The role of an economic and social council extends beyond providing an evidence base and conducting strategic thinking. As Ireland illustrates NESC has become adept at “framing” and “reframing” problems in ways in which actors find it easier to properly engage with. O’Donnell argues that this approach “calls for analysts who combine technical proficiency with a degree of creativity.” A further gap in the kind of approach, which dominates British academia and academically-driven institutes like the Institute for Fiscal Studies, is that while analysts are proficient at identifying problems and critiquing proposed policies, they are far less adept at finding or even offering solutions, and when they attempt to do so, they often have little or no regard for actual implementation.
I do not share the pessimism of commentators who believe that devolution has been a failure and that neither the new powers, nor independence will result in a different society. When I presented an overview of housing policies in Scotland to an London audience recently, they appeared to think I had arrived from Planet Zog. Here’s why. In Scotland, the Government is committed to increasing the output of social rented housing. In England all subsidies have been withdrawn. Scotland has the most extensive set of enforceable rights for homeless people in the world. In England homeless people can now be housed in insecure private rentals. England has the bedroom tax. Scotland currently mitigates it, and shortly will abolish it. Private tenancies will remain insecure in England. In Scotland they new legislation will make them significantly more secure. In England private rents remain uncontrolled. In Scotland provision for their rent regulation is being introduced. In Scotland the “Right to Buy” is about to be abolished. In England it has been “reinvigorated” as the UK Government tries to extend it to housing associations. These represent huge differences, although the full devolution of Housing Benefit impedes a comprehensive restructuring of subsidies. (If you don’t believe me, read this excellent blog by Jules Birch on the differing futures of English and Scottish housing policy.)

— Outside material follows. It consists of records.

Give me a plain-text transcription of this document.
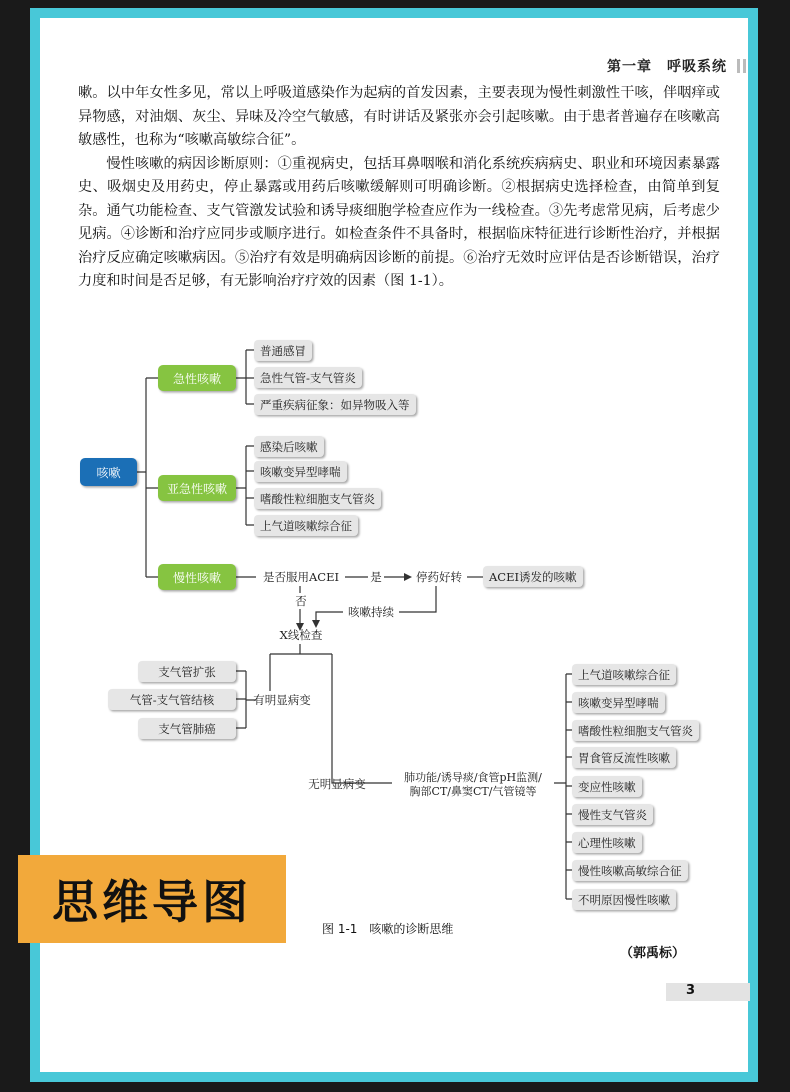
第一章　呼吸系统

嗽。以中年女性多见，常以上呼吸道感染作为起病的首发因素，主要表现为慢性刺激性干咳，伴咽痒或异物感，对油烟、灰尘、异味及冷空气敏感，有时讲话及紧张亦会引起咳嗽。由于患者普遍存在咳嗽高敏感性，也称为“咳嗽高敏综合征”。

慢性咳嗽的病因诊断原则：①重视病史，包括耳鼻咽喉和消化系统疾病病史、职业和环境因素暴露史、吸烟史及用药史，停止暴露或用药后咳嗽缓解则可明确诊断。②根据病史选择检查，由简单到复杂。通气功能检查、支气管激发试验和诱导痰细胞学检查应作为一线检查。③先考虑常见病，后考虑少见病。④诊断和治疗应同步或顺序进行。如检查条件不具备时，根据临床特征进行诊断性治疗，并根据治疗反应确定咳嗽病因。⑤治疗有效是明确病因诊断的前提。⑥治疗无效时应评估是否诊断错误，治疗力度和时间是否足够，有无影响治疗疗效的因素（图 1-1）。

咳嗽
急性咳嗽
普通感冒
急性气管-支气管炎
严重疾病征象：如异物吸入等
亚急性咳嗽
感染后咳嗽
咳嗽变异型哮喘
嗜酸性粒细胞支气管炎
上气道咳嗽综合征
慢性咳嗽	是否服用ACEI	是	停药好转	ACEI诱发的咳嗽
否
咳嗽持续
X线检查
有明显病变
支气管扩张
气管-支气管结核
支气管肺癌
无明显病变	肺功能/诱导痰/食管pH监测/
胸部CT/鼻窦CT/气管镜等
上气道咳嗽综合征
咳嗽变异型哮喘
嗜酸性粒细胞支气管炎
胃食管反流性咳嗽
变应性咳嗽
慢性支气管炎
心理性咳嗽
慢性咳嗽高敏综合征
不明原因慢性咳嗽
思维导图	图 1-1　咳嗽的诊断思维
（郭禹标）
3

But we still lack the “big picture” thinking and associated policy development that is needed to move beyond a series of ad hoc progressive developments and beyond the “easy hits” with their symbolic resonance. We need to tackle the difficult issues – including Scotland’s economic structure and its management – where greater political consensus and public support is required for pursuing major structural reforms that may well take a decade or more to implement.